Interfacial Functionalized Porous Li₀.₃₃La₀.₅₅₇TiO₃ Enabling Fast Lithium-ion Transport in Solid Polymer Electrolytes

Abstract

Incorporating inorganic electrolyte fillers within solid polymer electrolytes (SPEs) is generally considered an efficient strategy for constructing rapid Li⁺ transport channels, thereby markedly enhancing ionic conductivity. However, the relatively low specific surface area of traditional fillers, along with their inherently weak interfacial affinity toward polymer matrices, hampers effective Li⁺ transport across the polymer–filler interface. Consequently, Li⁺ migration from the polymer domain into the filler phase remains kinetically unfavorable, which ultimately limits further improvement in the overall electrochemical performance of SPEs. Here, we report a scalable porosity–interface co-engineering strategy to overcome these limitations.
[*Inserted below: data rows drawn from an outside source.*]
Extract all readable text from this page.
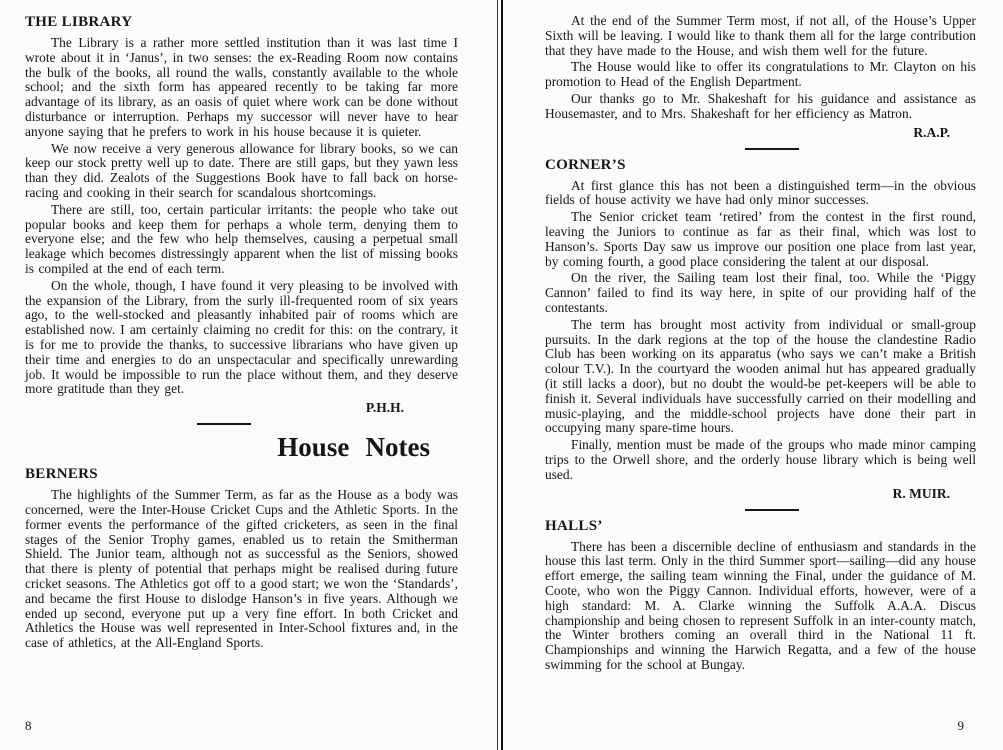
THE LIBRARY

The Library is a rather more settled institution than it was last time I wrote about it in ‘Janus’, in two senses: the ex-Reading Room now contains the bulk of the books, all round the walls, constantly available to the whole school; and the sixth form has appeared recently to be taking far more advantage of its library, as an oasis of quiet where work can be done without disturbance or interruption. Perhaps my successor will never have to hear anyone saying that he prefers to work in his house because it is quieter.

We now receive a very generous allowance for library books, so we can keep our stock pretty well up to date. There are still gaps, but they yawn less than they did. Zealots of the Suggestions Book have to fall back on horse-racing and cooking in their search for scandalous shortcomings.

There are still, too, certain particular irritants: the people who take out popular books and keep them for perhaps a whole term, denying them to everyone else; and the few who help themselves, causing a perpetual small leakage which becomes distressingly apparent when the list of missing books is compiled at the end of each term.

On the whole, though, I have found it very pleasing to be involved with the expansion of the Library, from the surly ill-frequented room of six years ago, to the well-stocked and pleasantly inhabited pair of rooms which are established now. I am certainly claiming no credit for this: on the contrary, it is for me to provide the thanks, to successive librarians who have given up their time and energies to do an unspectacular and specifically unrewarding job. It would be impossible to run the place without them, and they deserve more gratitude than they get.

P.H.H.
House Notes
BERNERS

The highlights of the Summer Term, as far as the House as a body was concerned, were the Inter-House Cricket Cups and the Athletic Sports. In the former events the performance of the gifted cricketers, as seen in the final stages of the Senior Trophy games, enabled us to retain the Smitherman Shield. The Junior team, although not as successful as the Seniors, showed that there is plenty of potential that perhaps might be realised during future cricket seasons. The Athletics got off to a good start; we won the ‘Standards’, and became the first House to dislodge Hanson’s in five years. Although we ended up second, everyone put up a very fine effort. In both Cricket and Athletics the House was well represented in Inter-School fixtures and, in the case of athletics, at the All-England Sports.

8

At the end of the Summer Term most, if not all, of the House’s Upper Sixth will be leaving. I would like to thank them all for the large contribution that they have made to the House, and wish them well for the future.

The House would like to offer its congratulations to Mr. Clayton on his promotion to Head of the English Department.

Our thanks go to Mr. Shakeshaft for his guidance and assistance as Housemaster, and to Mrs. Shakeshaft for her efficiency as Matron.

R.A.P.
CORNER’S

At first glance this has not been a distinguished term—in the obvious fields of house activity we have had only minor successes.

The Senior cricket team ‘retired’ from the contest in the first round, leaving the Juniors to continue as far as their final, which was lost to Hanson’s. Sports Day saw us improve our position one place from last year, by coming fourth, a good place considering the talent at our disposal.

On the river, the Sailing team lost their final, too. While the ‘Piggy Cannon’ failed to find its way here, in spite of our providing half of the contestants.

The term has brought most activity from individual or small-group pursuits. In the dark regions at the top of the house the clandestine Radio Club has been working on its apparatus (who says we can’t make a British colour T.V.). In the courtyard the wooden animal hut has appeared gradually (it still lacks a door), but no doubt the would-be pet-keepers will be able to finish it. Several individuals have successfully carried on their modelling and music-playing, and the middle-school projects have done their part in occupying many spare-time hours.

Finally, mention must be made of the groups who made minor camping trips to the Orwell shore, and the orderly house library which is being well used.

R. MUIR.
HALLS’

There has been a discernible decline of enthusiasm and standards in the house this last term. Only in the third Summer sport—sailing—did any house effort emerge, the sailing team winning the Final, under the guidance of M. Coote, who won the Piggy Cannon. Individual efforts, however, were of a high standard: M. A. Clarke winning the Suffolk A.A.A. Discus championship and being chosen to represent Suffolk in an inter-county match, the Winter brothers coming an overall third in the National 11 ft. Championships and winning the Harwich Regatta, and a few of the house swimming for the school at Bungay.

9
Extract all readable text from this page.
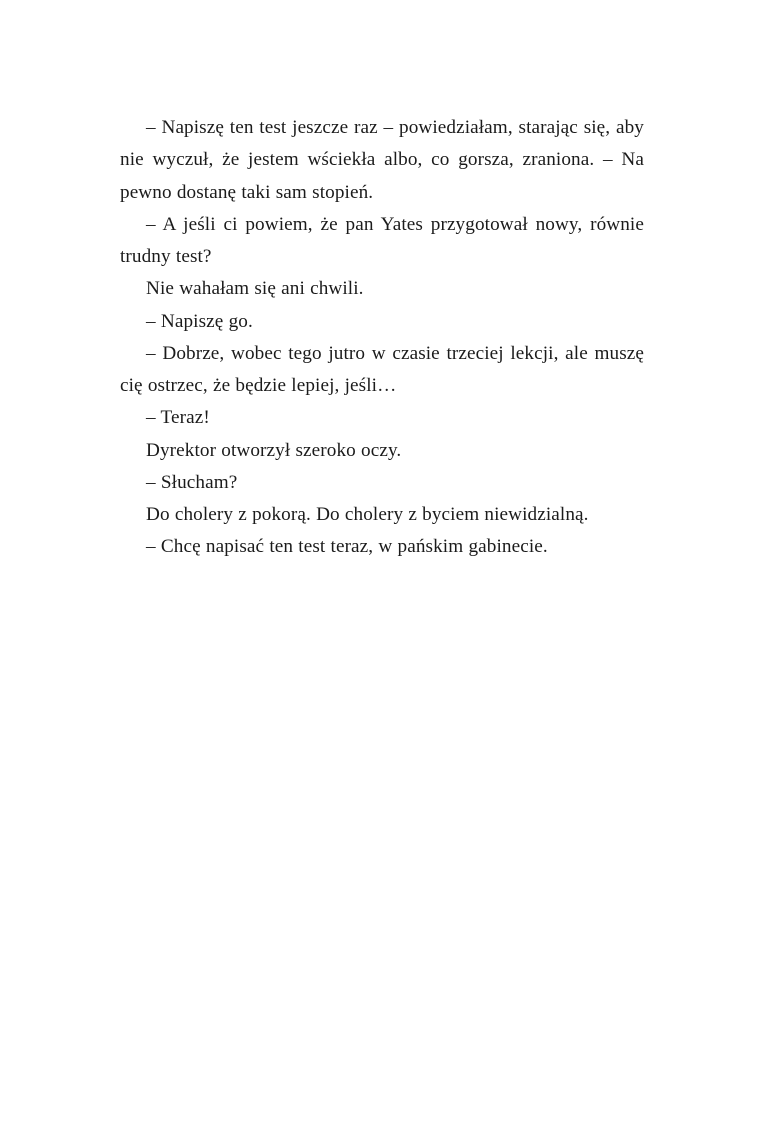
– Napiszę ten test jeszcze raz – powiedziałam, starając się, aby nie wyczuł, że jestem wściekła albo, co gorsza, zraniona. – Na pewno dostanę taki sam stopień.

– A jeśli ci powiem, że pan Yates przygotował nowy, równie trudny test?

Nie wahałam się ani chwili.

– Napiszę go.

– Dobrze, wobec tego jutro w czasie trzeciej lekcji, ale muszę cię ostrzec, że będzie lepiej, jeśli…

– Teraz!

Dyrektor otworzył szeroko oczy.

– Słucham?

Do cholery z pokorą. Do cholery z byciem niewidzialną.

– Chcę napisać ten test teraz, w pańskim gabinecie.
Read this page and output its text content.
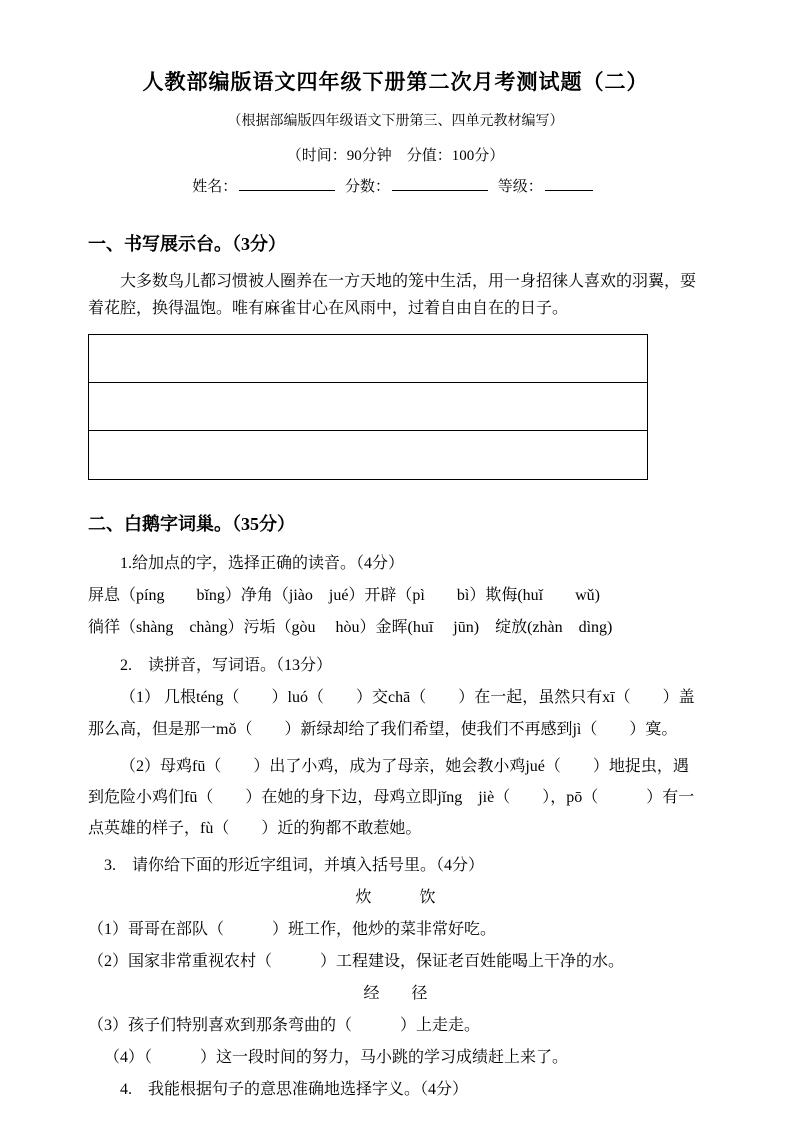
人教部编版语文四年级下册第二次月考测试题（二）
（根据部编版四年级语文下册第三、四单元教材编写）
（时间：90分钟　分值：100分）
姓名：	分数：	等级：
一、书写展示台。（3分）

大多数鸟儿都习惯被人圈养在一方天地的笼中生活，用一身招徕人喜欢的羽翼，耍着花腔，换得温饱。唯有麻雀甘心在风雨中，过着自由自在的日子。

二、白鹅字词巢。（35分）

1.给加点的字，选择正确的读音。（4分）

屏息（píng　　bǐng）净角（jiào　jué）开辟（pì　　bì）欺侮(huǐ　　wǔ)

徜徉（shàng　chàng）污垢（gòu　 hòu）金晖(huī　 jūn)　绽放(zhàn　dìng)

2.　读拼音，写词语。（13分）

（1） 几根téng（　　）luó（　　）交chā（　　）在一起，虽然只有xī（　　）盖那么高，但是那一mǒ（　　）新绿却给了我们希望，使我们不再感到jì（　　）寞。

（2）母鸡fū（　　）出了小鸡，成为了母亲，她会教小鸡jué（　　）地捉虫，遇到危险小鸡们fū（　　）在她的身下边，母鸡立即jǐng　jiè（　　），pō（　　　）有一点英雄的样子，fù（　　）近的狗都不敢惹她。

3.　请你给下面的形近字组词，并填入括号里。（4分）

炊　　　饮

（1）哥哥在部队（　　　）班工作，他炒的菜非常好吃。

（2）国家非常重视农村（　　　）工程建设，保证老百姓能喝上干净的水。

经　　径

（3）孩子们特别喜欢到那条弯曲的（　　　）上走走。

（4）（　　　）这一段时间的努力，马小跳的学习成绩赶上来了。

4.　我能根据句子的意思准确地选择字义。（4分）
First, a three-dimensional, percolating porous Li₀.₃₃La₀.₅₅₇TiO₃ (PLLTO) scaffold is constructed to significantly enlarge the solid–solid contact area and promote continuous Li⁺ percolation pathways. Second, surface functionalization using 3-glycidoxypropyltrimethoxysilane (KH560) to form silicon-coated PLLTO (Si-PLLTO) with a silane-mediated interface layer. This interfacial layer enhances polymer/ceramic bonding through hydrogen bonding and possible covalent linkage formation, decreases interfacial Li⁺ transfer resistance, and suppresses electron transfer toward titanium centers, thereby mitigating undesirable reduction from Ti⁴⁺ to Ti³⁺. Density functional theory (DFT) calculations reveal that surface silicon modification lowers the Li⁺ migration energy barrier (1.77 eV) by modulating surface electronic structures and weakening Li-O coordination along interfacial conduction pathways, thus enabling energetically favorable Li⁺ transport. As a consequence, the resulting SPE exhibits a elevated ionic conductivity of 1.32 mS cm−1 at 30 °C. It further delivers an ion transfer number of 0.57 and sustained lithium plating/stripping for 4000 h in lithium symmetric batteries. LiFePO₄|Li batteries retain 82.4% of their initial capacity after 1200 cycles at 0.2C with 99.9% coulombic efficiency (CE). These results demonstrate that coupling a porous ceramic scaffold with targeted interfacial chemistry markedly improves ion transport, interfacial stability, and cycling durability, providing a generalizable strategy for constructing high performance, safe solid state lithium batteries.